May 1945. Somewhere in Germany. Only a few days before the capitulation. Seven Hitler-youth, who’ve been stuck into Wehrmacht uniforms, are deployed to defend a bridge of no strategic significance, equipped with nothing more than a few carbines and bazookas. Abandoned by their senior officer, helplessly torn between a thirst for adventure and a confused belief that they must save the Fatherland, they take up the futile struggle just as the American tanks roll in.
"The Bridge", which achieved worldwide success as a book in 1958, followed by the equally successful film in 1959 (followed by a television remake in 2008 - click for the trailer here), is a memorial to a duped generation that was sent to the slaughter in the final days of the War.
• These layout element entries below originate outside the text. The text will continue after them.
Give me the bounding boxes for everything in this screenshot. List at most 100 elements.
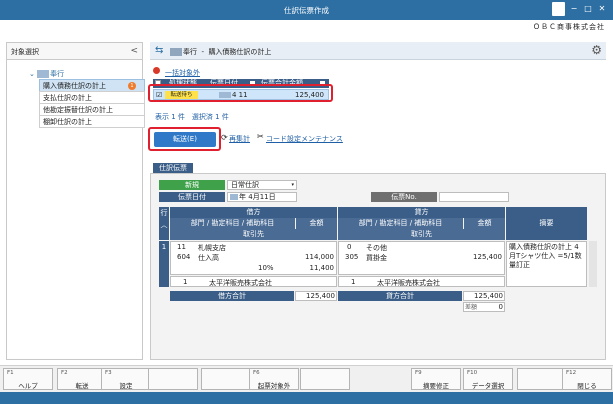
target-tree: ⌄ 奉行 購入債務仕訳の計上 1 支払仕訳の計上 他勘定振替仕訳の計上 棚卸仕訳…: [29, 68, 145, 128]
breadcrumb-separator: -: [201, 48, 204, 56]
app-logo-icon: [552, 2, 565, 16]
debit-partner-name: 太平洋販売株式会社: [209, 279, 272, 287]
highlight-frame: [148, 84, 333, 102]
fkey-label: データ選択: [471, 382, 505, 390]
credit-amount-header: 金額: [464, 218, 505, 229]
fkey-label: 起票対象外: [257, 382, 291, 390]
tree-item-inventory[interactable]: 棚卸仕訳の計上: [39, 115, 145, 128]
voucher-panel: 新規 日常仕訳 ▾ 伝票日付 年 4月11日 伝票No. 行 ︿ 借方 貸方 摘…: [150, 173, 606, 360]
debit-total-value: 125,400: [295, 291, 337, 301]
breadcrumb-app: 奉行: [183, 48, 197, 56]
credit-header: 貸方: [338, 207, 505, 218]
debit-header: 借方: [170, 207, 337, 218]
debit-amount: 114,000: [305, 253, 334, 261]
debit-acct-name: 仕入高: [198, 254, 219, 262]
credit-partner-name: 太平洋販売株式会社: [377, 279, 440, 287]
tools-icon[interactable]: ✂: [257, 132, 264, 141]
voucher-no-label: 伝票No.: [371, 192, 437, 202]
target-selection-panel: 対象選択 < ⌄ 奉行 購入債務仕訳の計上 1 支払仕訳の計上 他勘定振替仕訳の…: [6, 42, 145, 360]
debit-total-label: 借方合計: [170, 291, 294, 301]
row-column-header: 行 ︿: [159, 207, 169, 240]
panel-title: 対象選択: [11, 48, 39, 56]
debit-cell[interactable]: 11 札幌支店 604 仕入高 114,000 10% 11,400: [170, 241, 337, 275]
f4-button[interactable]: [148, 368, 198, 390]
panel-header: 対象選択 <: [7, 43, 142, 60]
f9-edit-description-button[interactable]: F9 摘要修正: [411, 368, 461, 390]
scrollbar[interactable]: [589, 241, 597, 287]
debit-partner-cell[interactable]: 1 太平洋販売株式会社: [170, 276, 337, 287]
code-maintenance-link[interactable]: コード設定メンテナンス: [266, 134, 343, 144]
difference-label: 差額: [465, 304, 478, 311]
credit-dept-code: 0: [347, 243, 352, 251]
credit-amount: 125,400: [473, 253, 502, 261]
tree-root-label: 奉行: [50, 70, 65, 78]
recalc-icon[interactable]: ⟳: [221, 133, 228, 142]
f2-transfer-button[interactable]: F2 転送: [57, 368, 107, 390]
exclude-icon[interactable]: [153, 67, 160, 74]
credit-partner-code: 1: [351, 278, 356, 286]
close-icon[interactable]: ✕: [597, 4, 607, 14]
credit-cell[interactable]: 0 その他 305 買掛金 125,400: [338, 241, 505, 275]
date-value: 4月11日: [248, 193, 276, 201]
fkey-code: F9: [415, 370, 422, 376]
fkey-code: F12: [566, 370, 577, 376]
bulk-exclude-link[interactable]: 一括対象外: [165, 68, 200, 78]
credit-partner-header: 取引先: [338, 229, 505, 240]
status-bar: [0, 392, 613, 404]
date-year-suffix: 年: [239, 193, 246, 201]
credit-subheader: 部門 / 勘定科目 / 補助科目: [338, 218, 463, 229]
f5-button[interactable]: [201, 368, 251, 390]
debit-acct-code: 604: [177, 253, 191, 261]
fkey-label: 摘要修正: [423, 382, 449, 390]
date-label: 伝票日付: [159, 192, 225, 202]
tree-item-label: 棚卸仕訳の計上: [43, 118, 92, 126]
content-header: ⇆ 奉行 - 購入債務仕訳の計上 ⚙: [150, 42, 606, 60]
maximize-icon[interactable]: □: [583, 4, 593, 14]
credit-partner-cell[interactable]: 1 太平洋販売株式会社: [338, 276, 505, 287]
refresh-icon[interactable]: ⇆: [155, 45, 163, 56]
chevron-up-icon[interactable]: ︿: [161, 221, 168, 229]
tree-item-label: 他勘定振替仕訳の計上: [43, 106, 113, 114]
title-bar: 仕訳伝票作成 − □ ✕: [0, 0, 613, 20]
fkey-code: F1: [7, 370, 14, 376]
f12-close-button[interactable]: F12 閉じる: [562, 368, 612, 390]
highlight-frame: [148, 127, 221, 151]
f7-button[interactable]: [300, 368, 350, 390]
credit-dept-name: その他: [366, 244, 387, 252]
voucher-type-value: 日常仕訳: [231, 181, 259, 189]
description-header: 摘要: [506, 207, 587, 240]
recalculate-link[interactable]: 再集計: [229, 134, 250, 144]
f10-select-data-button[interactable]: F10 データ選択: [463, 368, 513, 390]
fkey-code: F6: [253, 370, 260, 376]
credit-total-value: 125,400: [463, 291, 505, 301]
date-field[interactable]: 年 4月11日: [227, 192, 297, 202]
credit-acct-code: 305: [345, 253, 359, 261]
count-badge: 1: [128, 82, 136, 90]
chevron-down-icon[interactable]: ⌄: [29, 70, 35, 78]
description-cell[interactable]: 購入債務仕訳の計上 4月Tシャツ仕入 =5/1数量訂正: [506, 241, 587, 287]
debit-amount-header: 金額: [296, 218, 337, 229]
debit-tax-rate: 10%: [258, 264, 274, 272]
collapse-icon[interactable]: <: [130, 46, 138, 56]
debit-tax-amount: 11,400: [309, 264, 335, 272]
fkey-label: 設定: [119, 382, 133, 390]
row-header-label: 行: [160, 209, 168, 217]
minimize-icon[interactable]: −: [569, 4, 579, 14]
voucher-no-field[interactable]: [439, 192, 509, 202]
f11-button[interactable]: [517, 368, 567, 390]
tab-voucher[interactable]: 仕訳伝票: [153, 163, 193, 173]
tree-item-label: 購入債務仕訳の計上: [43, 82, 106, 90]
debit-partner-header: 取引先: [170, 229, 337, 240]
fkey-code: F2: [61, 370, 68, 376]
f3-settings-button[interactable]: F3 設定: [101, 368, 151, 390]
gear-icon[interactable]: ⚙: [591, 43, 602, 57]
chevron-down-icon[interactable]: ▾: [291, 181, 294, 189]
voucher-type-select[interactable]: 日常仕訳 ▾: [227, 180, 297, 190]
f6-exclude-button[interactable]: F6 起票対象外: [249, 368, 299, 390]
app-name-redacted: [37, 70, 50, 78]
credit-total-label: 貸方合計: [338, 291, 462, 301]
f1-help-button[interactable]: F1 ヘルプ: [3, 368, 53, 390]
year-redacted: [230, 194, 238, 200]
credit-acct-name: 買掛金: [366, 254, 387, 262]
page-title: 購入債務仕訳の計上: [208, 48, 272, 56]
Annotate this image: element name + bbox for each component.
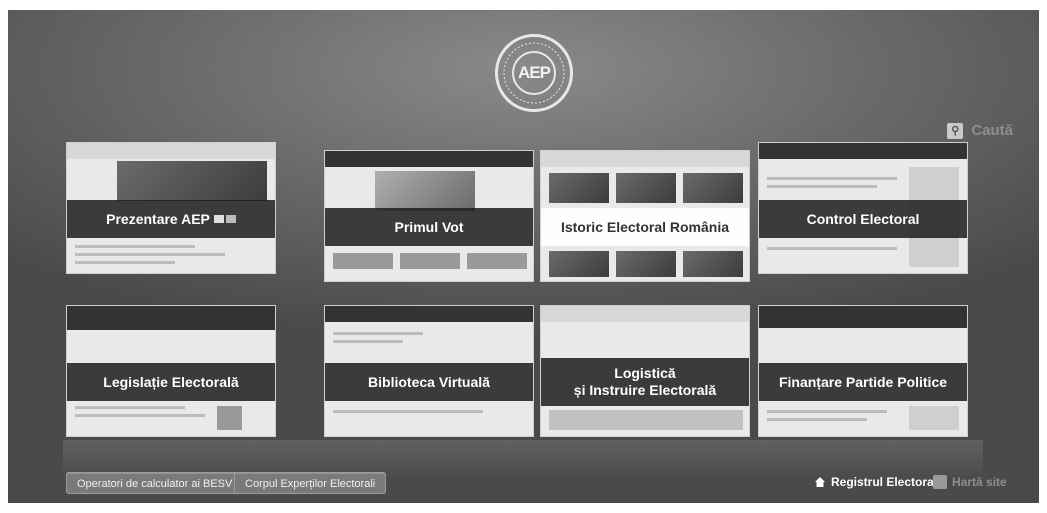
thumb-photo (375, 171, 475, 211)
magnifier-icon: ⚲ (947, 122, 964, 139)
tile-legislatie-electorala[interactable]: Legislație Electorală (66, 305, 276, 437)
thumb-photo (117, 161, 267, 201)
logo-monogram: AEP (512, 51, 556, 95)
tile-band: Legislație Electorală (67, 363, 275, 401)
thumb-block (549, 410, 743, 430)
tile-band: Istoric Electoral România (541, 208, 749, 246)
registrul-electoral-link[interactable]: Registrul Electoral (814, 475, 937, 489)
search-label: Caută (971, 122, 1013, 139)
thumb-header (759, 143, 967, 159)
thumb-header (67, 306, 275, 330)
corpul-experti-button[interactable]: Corpul Experților Electorali (234, 472, 387, 494)
thumb-line (767, 177, 897, 180)
harta-site-link[interactable]: Hartă site (933, 475, 1007, 489)
thumb-line (767, 410, 887, 413)
thumb-block (217, 406, 242, 430)
thumb-line (333, 340, 403, 343)
thumb-photo (549, 251, 609, 277)
thumb-line (75, 245, 195, 248)
tile-label: Biblioteca Virtuală (368, 373, 490, 390)
search-link[interactable]: ⚲ Caută (947, 122, 1013, 139)
thumb-photo (683, 173, 743, 203)
thumb-photo (616, 173, 676, 203)
thumb-line (333, 332, 423, 335)
thumb-header (541, 306, 749, 322)
tile-biblioteca-virtuala[interactable]: Biblioteca Virtuală (324, 305, 534, 437)
tile-label-group: Logistică și Instruire Electorală (574, 365, 716, 399)
tile-label: Istoric Electoral România (560, 218, 730, 235)
thumb-block (909, 406, 959, 430)
tile-finantare-partide[interactable]: Finanțare Partide Politice (758, 305, 968, 437)
main-stage: AEP ⚲ Caută Prezentare AEP Primul Vot Is… (8, 10, 1039, 503)
tile-prezentare-aep[interactable]: Prezentare AEP (66, 142, 276, 274)
tile-control-electoral[interactable]: Control Electoral (758, 142, 968, 274)
thumb-line (767, 247, 897, 250)
tile-istoric-electoral[interactable]: Istoric Electoral România (540, 150, 750, 282)
tile-band: Primul Vot (325, 208, 533, 246)
flag-uk-icon (225, 215, 236, 223)
tile-band: Prezentare AEP (67, 200, 275, 238)
tile-band: Finanțare Partide Politice (759, 363, 967, 401)
thumb-line (75, 253, 225, 256)
thumb-block (467, 253, 527, 269)
tile-band: Logistică și Instruire Electorală (541, 358, 749, 406)
thumb-header (67, 143, 275, 159)
thumb-block (400, 253, 460, 269)
tile-label-line2: și Instruire Electorală (573, 382, 717, 398)
aep-logo[interactable]: AEP (495, 34, 573, 112)
tile-label: Legislație Electorală (103, 373, 239, 390)
thumb-photo (683, 251, 743, 277)
tile-primul-vot[interactable]: Primul Vot (324, 150, 534, 282)
tile-label: Primul Vot (394, 218, 464, 235)
thumb-header (325, 151, 533, 167)
thumb-line (75, 261, 175, 264)
harta-site-label: Hartă site (952, 475, 1007, 489)
thumb-block (333, 253, 393, 269)
thumb-photo (549, 173, 609, 203)
thumb-header (325, 306, 533, 322)
thumb-header (759, 306, 967, 328)
sitemap-icon (933, 475, 947, 489)
tile-band: Control Electoral (759, 200, 967, 238)
tile-label: Finanțare Partide Politice (778, 373, 948, 390)
tile-label-line1: Logistică (614, 365, 676, 381)
thumb-line (767, 185, 877, 188)
thumb-header (541, 151, 749, 167)
thumb-line (75, 406, 185, 409)
operatori-button[interactable]: Operatori de calculator ai BESV (66, 472, 244, 494)
tile-label: Prezentare AEP (106, 210, 210, 227)
home-icon (815, 477, 825, 487)
thumb-line (333, 410, 483, 413)
tile-band: Biblioteca Virtuală (325, 363, 533, 401)
thumb-line (767, 418, 867, 421)
registrul-electoral-label: Registrul Electoral (831, 475, 938, 489)
flag-ro-icon (213, 215, 224, 223)
thumb-photo (616, 251, 676, 277)
tile-label: Control Electoral (806, 210, 920, 227)
tile-logistica[interactable]: Logistică și Instruire Electorală (540, 305, 750, 437)
thumb-line (75, 414, 205, 417)
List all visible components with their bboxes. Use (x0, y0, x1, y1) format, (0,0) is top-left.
The publication of the book and the release of the film did nothing to popularise the "Wehrpflicht" (conscription) which began in 1956. My turn came in 1963 when I had turned 18. Despite fallen arches and prescription glasses, I was given the all-clear and a shiny new "Wehrpass" with the instructions not to leave town (or worse, the country) which I did, with the help of the Australian embassy, in 1965.
Better to serve two years as an assisted migrant in Australia than eighteen months under some sadistic "Feldwebel" in the "Bundeswehr".
Fifty-six years later, I am still here!